I took out my notepad to make this seem like a bureaucratic question. “You and your wife-how well have you been getting along recently? Any arguments? Disagreements?”
He took it very well. A sad smile came over him, and he shook his head more slowly than I would have thought him capable. “Comrade Inspectors, my Svetla is an angel. Truly. I don’t say this as a husband; I say it because it is
true. She is very agreeable. We are always of a like mind on all issues.” The smile was gradually disappearing. “My Svetla, you have to understand, she has a weak constitution. This has been a hard year for her, the last months-yes, six months-spent in bed. In June I took her to the baths at Trebon, I thought it would help. And for a little while, yes, it seemed to. But then she suffered more, the poor thing. She’s too weak to get up on her own, you understand? I have to help her exercise in her room so her muscles-so they don’t degenerate. In the Health Ministry we know how to take care of people. I know you ask the question because you are good investigators, you have to ask. But my Svetla, were she to decide to do so, is too weak to pack her clothes and leave me.” The smile was returning, though his eyes were wet. “And why should she want to leave me? I give her everything I have. I nurse her. She is my little angel.”
3
We took a quick survey of her windowless bedroom-a vast, too-soft bed, half-full wardrobe, wide-mirrored vanity filled with all kinds of blush and mascara and lipsticks. If she had left on her own, she wasn’t interested in doing her face. On the outside of the bedroom door was a pale square with four screw holes where a lock had once been. Woznica explained: “The previous tenants had, yes, a child. Sometimes, you know, they had to lock him in.”

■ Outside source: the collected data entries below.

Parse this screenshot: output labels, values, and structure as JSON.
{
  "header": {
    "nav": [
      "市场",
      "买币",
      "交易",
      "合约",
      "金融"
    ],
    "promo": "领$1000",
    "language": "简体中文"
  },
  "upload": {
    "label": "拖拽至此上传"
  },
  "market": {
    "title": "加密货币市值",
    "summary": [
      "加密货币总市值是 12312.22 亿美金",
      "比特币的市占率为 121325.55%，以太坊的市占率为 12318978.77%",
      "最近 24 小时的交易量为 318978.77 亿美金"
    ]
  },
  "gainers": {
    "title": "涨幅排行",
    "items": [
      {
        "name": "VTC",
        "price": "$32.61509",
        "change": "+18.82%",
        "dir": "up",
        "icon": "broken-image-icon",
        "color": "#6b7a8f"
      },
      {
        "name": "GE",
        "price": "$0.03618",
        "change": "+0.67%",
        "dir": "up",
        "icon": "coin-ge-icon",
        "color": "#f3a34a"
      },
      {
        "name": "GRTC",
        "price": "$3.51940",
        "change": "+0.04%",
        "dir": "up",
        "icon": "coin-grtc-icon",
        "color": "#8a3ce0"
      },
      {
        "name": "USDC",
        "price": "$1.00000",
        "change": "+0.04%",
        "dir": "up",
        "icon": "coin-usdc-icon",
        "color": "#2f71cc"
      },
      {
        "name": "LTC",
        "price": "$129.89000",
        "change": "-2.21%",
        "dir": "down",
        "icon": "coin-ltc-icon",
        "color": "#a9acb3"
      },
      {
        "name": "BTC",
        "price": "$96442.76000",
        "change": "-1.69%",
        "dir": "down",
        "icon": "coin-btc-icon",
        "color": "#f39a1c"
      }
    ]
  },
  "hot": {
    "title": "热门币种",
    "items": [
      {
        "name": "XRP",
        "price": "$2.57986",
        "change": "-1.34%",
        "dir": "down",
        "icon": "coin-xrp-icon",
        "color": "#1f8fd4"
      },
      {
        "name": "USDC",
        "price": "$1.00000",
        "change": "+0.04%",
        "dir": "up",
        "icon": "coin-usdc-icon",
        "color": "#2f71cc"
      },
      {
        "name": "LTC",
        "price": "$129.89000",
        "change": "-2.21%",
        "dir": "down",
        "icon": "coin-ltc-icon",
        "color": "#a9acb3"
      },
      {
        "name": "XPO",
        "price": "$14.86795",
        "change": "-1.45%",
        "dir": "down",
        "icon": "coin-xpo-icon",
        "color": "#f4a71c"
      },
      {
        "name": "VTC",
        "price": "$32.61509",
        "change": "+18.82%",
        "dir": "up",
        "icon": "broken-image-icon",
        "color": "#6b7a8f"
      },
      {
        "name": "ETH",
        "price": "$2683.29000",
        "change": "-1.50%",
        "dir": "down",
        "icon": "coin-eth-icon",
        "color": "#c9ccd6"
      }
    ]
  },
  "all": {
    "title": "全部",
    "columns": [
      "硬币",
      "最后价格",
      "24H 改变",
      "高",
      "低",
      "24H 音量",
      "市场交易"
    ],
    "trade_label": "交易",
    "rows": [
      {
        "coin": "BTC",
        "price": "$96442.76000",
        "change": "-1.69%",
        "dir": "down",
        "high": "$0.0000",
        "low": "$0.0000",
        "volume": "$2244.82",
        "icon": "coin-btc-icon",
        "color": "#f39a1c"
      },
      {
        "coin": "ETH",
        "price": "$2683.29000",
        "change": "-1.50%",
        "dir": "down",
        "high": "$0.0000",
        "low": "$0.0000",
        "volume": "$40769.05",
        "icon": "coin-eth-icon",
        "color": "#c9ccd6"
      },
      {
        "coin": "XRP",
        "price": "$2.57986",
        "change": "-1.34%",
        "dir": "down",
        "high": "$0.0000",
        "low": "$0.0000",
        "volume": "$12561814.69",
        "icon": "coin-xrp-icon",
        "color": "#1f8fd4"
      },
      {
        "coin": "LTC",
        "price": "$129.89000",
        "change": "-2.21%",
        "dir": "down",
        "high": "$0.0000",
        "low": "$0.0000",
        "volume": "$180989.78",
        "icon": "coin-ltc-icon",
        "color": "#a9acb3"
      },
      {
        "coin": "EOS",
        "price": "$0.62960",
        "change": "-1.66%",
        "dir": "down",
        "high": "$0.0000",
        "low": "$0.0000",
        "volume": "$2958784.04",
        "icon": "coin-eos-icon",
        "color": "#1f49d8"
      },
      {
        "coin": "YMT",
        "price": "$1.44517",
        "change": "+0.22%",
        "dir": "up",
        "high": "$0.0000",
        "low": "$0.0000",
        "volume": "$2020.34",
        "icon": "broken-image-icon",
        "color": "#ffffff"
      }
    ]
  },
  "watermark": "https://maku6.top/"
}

I could never imagine locking Agnes in her room.
“What do you think?” Emil asked as we walked back to the station.
I stopped for a crowd of teenagers in exercise shorts to jog by. “How can he be fat with so much energy?”
“If you can afford it, anything’s possible.”
Emil was the one militiaman who knew this firsthand. Lena had brought an unnationalized fortune to their marriage, and though they lived among the rabble, one look at Lena gave them away. She visited the station in current Western fashions, new hairstyles, and though she wore little jewelry, the long neck beneath her black, bobbed hair was hereditarily built to support a string of pearls. Her drinking problem, and the fact that he had saved her life, were the only reasons any of us could figure for her choosing a clumsy peasant like Emil for a life mate.